The toxicity data of 256 chemicals tested in both the 96-h Pimephales promelas mortality assay and the 2-d Tetrahymena pyriformis growth inhibition assay were evaluated using quantitative structure-activity relationships (QSARs). Each chemical was a priori assigned a mode of action of either narcoses or soft electrophilicity. Narcoses were separated into nonpolar narcosis, polar narcosis, monoester narcosis, diester narcosis, amine narcosis, and weak acid respiratory uncoupling based on the presence or absence of specific toxicophores. Toxicity of each narcotic mechanism was initially regressed against the 1-octanol-water partition coefficient (log K _ow). The slopes of these log K _ow based QSARs were observed to ascertain whether a relationship exists between the value of the slope and the reactivity of the mechanism of action.
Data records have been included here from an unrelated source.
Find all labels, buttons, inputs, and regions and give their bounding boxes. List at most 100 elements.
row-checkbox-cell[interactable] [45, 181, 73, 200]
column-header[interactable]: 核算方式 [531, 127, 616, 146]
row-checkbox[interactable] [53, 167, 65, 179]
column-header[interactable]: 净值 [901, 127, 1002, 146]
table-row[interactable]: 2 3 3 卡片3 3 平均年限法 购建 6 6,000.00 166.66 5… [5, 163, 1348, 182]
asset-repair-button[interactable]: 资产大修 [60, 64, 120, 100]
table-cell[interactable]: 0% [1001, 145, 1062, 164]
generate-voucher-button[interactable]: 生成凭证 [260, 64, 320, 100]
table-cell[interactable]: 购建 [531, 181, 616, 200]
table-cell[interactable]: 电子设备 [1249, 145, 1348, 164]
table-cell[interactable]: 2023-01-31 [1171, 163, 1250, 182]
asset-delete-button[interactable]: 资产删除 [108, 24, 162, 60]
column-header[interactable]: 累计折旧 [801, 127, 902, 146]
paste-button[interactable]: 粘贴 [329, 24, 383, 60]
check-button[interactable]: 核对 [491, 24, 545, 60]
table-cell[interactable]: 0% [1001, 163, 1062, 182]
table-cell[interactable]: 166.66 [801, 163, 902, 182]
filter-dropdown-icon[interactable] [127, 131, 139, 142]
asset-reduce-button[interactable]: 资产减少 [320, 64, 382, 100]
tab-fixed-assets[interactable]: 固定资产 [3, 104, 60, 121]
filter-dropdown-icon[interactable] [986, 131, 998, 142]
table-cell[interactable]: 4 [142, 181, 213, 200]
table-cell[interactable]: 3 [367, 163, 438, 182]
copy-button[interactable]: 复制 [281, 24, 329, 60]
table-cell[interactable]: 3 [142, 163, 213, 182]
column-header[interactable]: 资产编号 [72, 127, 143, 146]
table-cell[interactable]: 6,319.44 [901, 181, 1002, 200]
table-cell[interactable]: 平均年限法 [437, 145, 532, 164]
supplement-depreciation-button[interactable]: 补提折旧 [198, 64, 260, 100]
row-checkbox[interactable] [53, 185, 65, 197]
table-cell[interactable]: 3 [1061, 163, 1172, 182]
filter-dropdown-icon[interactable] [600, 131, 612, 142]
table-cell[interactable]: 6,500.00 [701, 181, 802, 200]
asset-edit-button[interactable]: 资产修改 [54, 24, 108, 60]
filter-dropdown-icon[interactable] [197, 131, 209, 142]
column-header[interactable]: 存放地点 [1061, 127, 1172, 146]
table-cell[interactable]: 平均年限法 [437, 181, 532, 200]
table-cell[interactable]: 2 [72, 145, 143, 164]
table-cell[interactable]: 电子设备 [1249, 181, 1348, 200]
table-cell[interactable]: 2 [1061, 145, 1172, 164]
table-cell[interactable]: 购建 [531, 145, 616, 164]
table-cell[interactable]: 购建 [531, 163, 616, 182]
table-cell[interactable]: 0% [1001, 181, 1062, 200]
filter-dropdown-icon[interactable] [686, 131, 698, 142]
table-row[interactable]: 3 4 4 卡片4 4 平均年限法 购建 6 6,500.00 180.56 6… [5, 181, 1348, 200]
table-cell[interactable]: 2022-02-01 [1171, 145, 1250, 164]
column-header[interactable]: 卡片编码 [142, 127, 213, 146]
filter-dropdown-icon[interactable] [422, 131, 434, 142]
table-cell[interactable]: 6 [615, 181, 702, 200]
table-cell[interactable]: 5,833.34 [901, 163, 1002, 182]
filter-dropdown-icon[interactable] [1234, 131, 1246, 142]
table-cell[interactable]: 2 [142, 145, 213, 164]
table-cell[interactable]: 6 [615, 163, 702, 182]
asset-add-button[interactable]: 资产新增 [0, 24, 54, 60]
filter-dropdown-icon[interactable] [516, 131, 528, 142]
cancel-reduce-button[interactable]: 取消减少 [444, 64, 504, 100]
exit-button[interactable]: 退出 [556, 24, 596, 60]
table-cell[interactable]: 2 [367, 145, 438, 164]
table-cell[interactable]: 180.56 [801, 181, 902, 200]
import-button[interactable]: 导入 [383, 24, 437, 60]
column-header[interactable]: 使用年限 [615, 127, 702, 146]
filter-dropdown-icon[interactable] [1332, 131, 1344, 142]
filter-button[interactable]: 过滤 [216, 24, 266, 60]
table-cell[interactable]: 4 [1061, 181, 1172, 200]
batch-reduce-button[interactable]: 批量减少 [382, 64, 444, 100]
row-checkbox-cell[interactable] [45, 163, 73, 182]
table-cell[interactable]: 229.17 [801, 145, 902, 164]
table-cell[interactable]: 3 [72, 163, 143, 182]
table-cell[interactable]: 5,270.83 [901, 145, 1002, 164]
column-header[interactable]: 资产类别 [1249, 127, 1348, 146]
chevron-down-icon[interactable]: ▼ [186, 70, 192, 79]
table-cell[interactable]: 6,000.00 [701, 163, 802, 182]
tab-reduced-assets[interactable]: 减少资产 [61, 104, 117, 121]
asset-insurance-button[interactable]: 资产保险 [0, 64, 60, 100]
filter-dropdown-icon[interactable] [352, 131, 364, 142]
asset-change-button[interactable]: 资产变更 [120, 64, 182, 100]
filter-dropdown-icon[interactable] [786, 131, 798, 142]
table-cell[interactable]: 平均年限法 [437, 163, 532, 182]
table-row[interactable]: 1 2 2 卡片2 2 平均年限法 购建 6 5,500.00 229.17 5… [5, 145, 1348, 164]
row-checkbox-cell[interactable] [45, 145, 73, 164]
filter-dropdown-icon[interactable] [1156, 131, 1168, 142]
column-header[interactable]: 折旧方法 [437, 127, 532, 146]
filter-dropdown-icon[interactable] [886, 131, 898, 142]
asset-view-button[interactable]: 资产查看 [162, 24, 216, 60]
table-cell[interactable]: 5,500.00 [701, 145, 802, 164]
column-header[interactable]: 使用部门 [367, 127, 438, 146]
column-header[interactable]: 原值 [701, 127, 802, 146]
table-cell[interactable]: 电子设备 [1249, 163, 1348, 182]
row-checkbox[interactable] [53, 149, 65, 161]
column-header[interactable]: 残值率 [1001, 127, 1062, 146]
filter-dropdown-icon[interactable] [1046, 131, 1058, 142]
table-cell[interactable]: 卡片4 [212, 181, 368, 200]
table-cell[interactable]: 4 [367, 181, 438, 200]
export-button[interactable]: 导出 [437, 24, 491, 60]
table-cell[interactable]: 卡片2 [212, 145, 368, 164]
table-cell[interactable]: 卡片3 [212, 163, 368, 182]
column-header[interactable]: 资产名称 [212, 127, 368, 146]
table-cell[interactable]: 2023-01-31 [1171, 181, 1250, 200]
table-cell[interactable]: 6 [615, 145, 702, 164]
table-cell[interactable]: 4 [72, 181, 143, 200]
With both the fish and ciliate data nonpolar narcosis was the least reactive mechanism. It was followed by the other reversible narcoses. The soft electrophile mode was separated into the specific molecular mechanisms of: S _N2 reactors, Schiff-base formers, Michael-type addition, or proelectrophilicity (precursors to Michael-type addition chemicals). These mechanisms were represented structurally by the nitrobenzenes, aldehydes, polarized α-β unsaturates (e.g., acrylates and methacrylates), and acetylenic alcohols, respectively. Electrophilic toxicity was not correlated with hydrophobicity. QSARs based on molecular orbital (MO) quantum chemical descriptors were used to improve the predictability of the electrophilic mechanisms. Relevant descriptors include average superdelocalizability (S ⁿ _av) for the nucleophilic addition of the nitrobenzene; atom x and y acceptor superdelocalizability (A _x ); and bond order (B _x-y ) for the Michael-type addition of the acrylates; and log K _ow and atom x net charge (Q _x ) for the Schiff-base forming aldehydes. The pertinent descriptors for proelectrophiles were log K _ow and S ⁿ _av. Principal differences between the QSARs for the two biological endpoints were observed for the ester narcoses, proelectrophiles, and Schiff-base forming aldehydes.